Attendre crée souvent de la confusion. Et cette confusion coûte du temps.

6. Quels délais faut-il prévoir en pratique ?

Il faut rester exact.

Je n’ai pas trouvé de grille publique officielle et homogène permettant d’annoncer aujourd’hui un délai unique, juridiction par juridiction, pour une demande de rente viagère ou de révision de prestation compensatoire dans tous les ressorts franciliens.

En revanche, trois repères sont fiables.

Le temps judiciaire se compte en mois

Une demande de prestation compensatoire ou de révision de rente n’est pas une formalité de guichet. À Paris comme en petite ou grande couronne, il faut raisonner en mois et non en semaines.

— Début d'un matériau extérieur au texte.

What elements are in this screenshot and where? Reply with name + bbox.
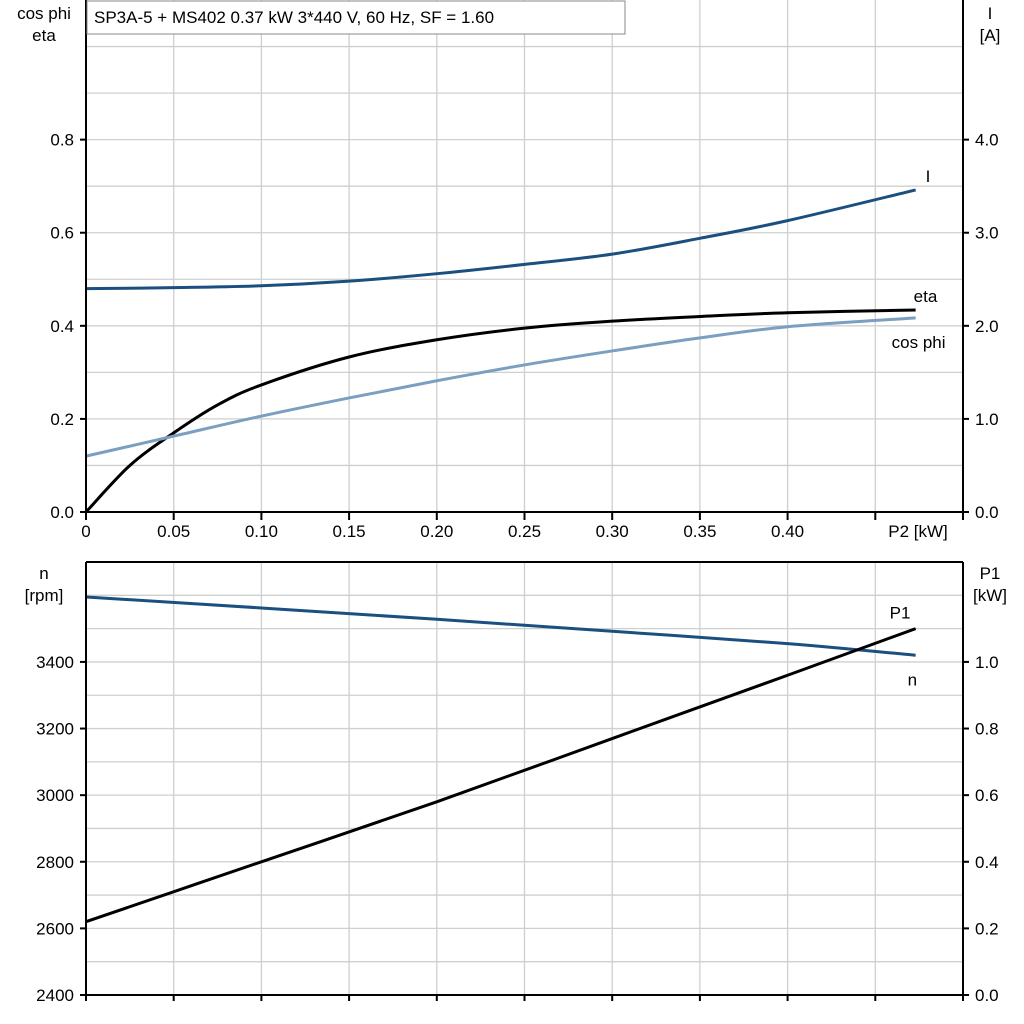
chart-title: SP3A-5 + MS402 0.37 kW 3*440 V, 60 Hz, S… [94,8,494,27]
y-tick-label-right: 0.6 [975,786,999,805]
series-label-n: n [908,670,917,689]
y-tick-label-right: 0.2 [975,919,999,938]
y-tick-label-right: 2.0 [975,317,999,336]
y-tick-label-left: 2600 [36,919,74,938]
x-tick-label: 0.20 [420,522,453,541]
y-tick-label-left: 0.2 [50,410,74,429]
y-tick-label-right: 0.8 [975,720,999,739]
y-axis-label-right: I [988,4,993,23]
y-tick-label-right: 0.0 [975,503,999,522]
curve-n [85,595,916,657]
y-axis-label-right: [kW] [973,586,1007,605]
x-tick-label: 0.35 [683,522,716,541]
curve-eta [84,308,916,514]
y-axis-label-left: [rpm] [25,586,64,605]
y-axis-label-left: cos phi [17,4,71,23]
x-tick-label: 0.10 [245,522,278,541]
y-tick-label-left: 0.6 [50,224,74,243]
y-tick-label-left: 3400 [36,653,74,672]
title-box [86,0,626,35]
x-tick-label: 0 [81,522,90,541]
x-tick-label: 0.15 [333,522,366,541]
x-tick-label: 0.30 [596,522,629,541]
y-tick-label-left: 0.4 [50,317,74,336]
x-tick-label: 0.25 [508,522,541,541]
y-tick-label-left: 2400 [36,986,74,1005]
x-axis-label: P2 [kW] [888,522,948,541]
y-tick-label-left: 0.8 [50,131,74,150]
curve-P1 [85,627,917,924]
y-tick-label-left: 3000 [36,786,74,805]
x-tick-label: 0.40 [771,522,804,541]
y-axis-label-left: eta [32,26,56,45]
series-label-eta: eta [914,287,938,306]
y-axis-label-right: [A] [980,26,1001,45]
y-tick-label-right: 0.0 [975,986,999,1005]
curve-cos-phi [85,316,916,458]
series-label-cos-phi: cos phi [892,333,946,352]
y-tick-label-left: 3200 [36,720,74,739]
y-tick-label-right: 3.0 [975,224,999,243]
y-tick-label-right: 1.0 [975,410,999,429]
y-axis-label-left: n [39,564,48,583]
y-tick-label-left: 0.0 [50,503,74,522]
y-tick-label-right: 1.0 [975,653,999,672]
curve-I [85,188,916,291]
y-tick-label-left: 2800 [36,853,74,872]
x-tick-label: 0.05 [157,522,190,541]
y-tick-label-right: 4.0 [975,131,999,150]
y-tick-label-right: 0.4 [975,853,999,872]
y-axis-label-right: P1 [980,564,1001,583]
series-label-P1: P1 [890,604,911,623]
series-label-I: I [926,167,931,186]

Le temps de préparation du dossier change le résultat

Un mois gagné au dépôt d’un dossier propre vaut souvent davantage qu’une saisine précipitée avec des pièces inexploitables.

Le temps patrimonial continue de courir

Liquidation chez le notaire, retraite, succession, vente d’un bien, charges de logement : tout cela évolue pendant l’instance. En Île-de-France, cette dimension pèse encore plus quand un bien immobilier important ou un crédit subsiste.

7. Ce qu’il faut demander au juge

La demande doit être praticable.

Selon le dossier, il peut s’agir de :

  • refuser une demande de rente viagère et proposer un capital ;
  • obtenir une révision à la baisse ;
  • demander une suspension temporaire ;
  • solliciter une suppression ;
  • ou, après décès, cadrer la portée de la capitalisation successorale.

Le mauvais dispositif dit :

je demande que tout soit revu.

Le bon dispositif dit exactement :

  • quelle forme de prestation vous contestez ou demandez ;
  • sur quel texte vous agissez ;
  • depuis quelle date ;
  • et avec quelle conséquence précise.

8. Ce qu’il faut retenir à Paris et en Île-de-France

Dans ce contentieux, le bon juge ne se choisit pas au ressenti, et le bon dossier ne se résume pas à une feuille de revenus.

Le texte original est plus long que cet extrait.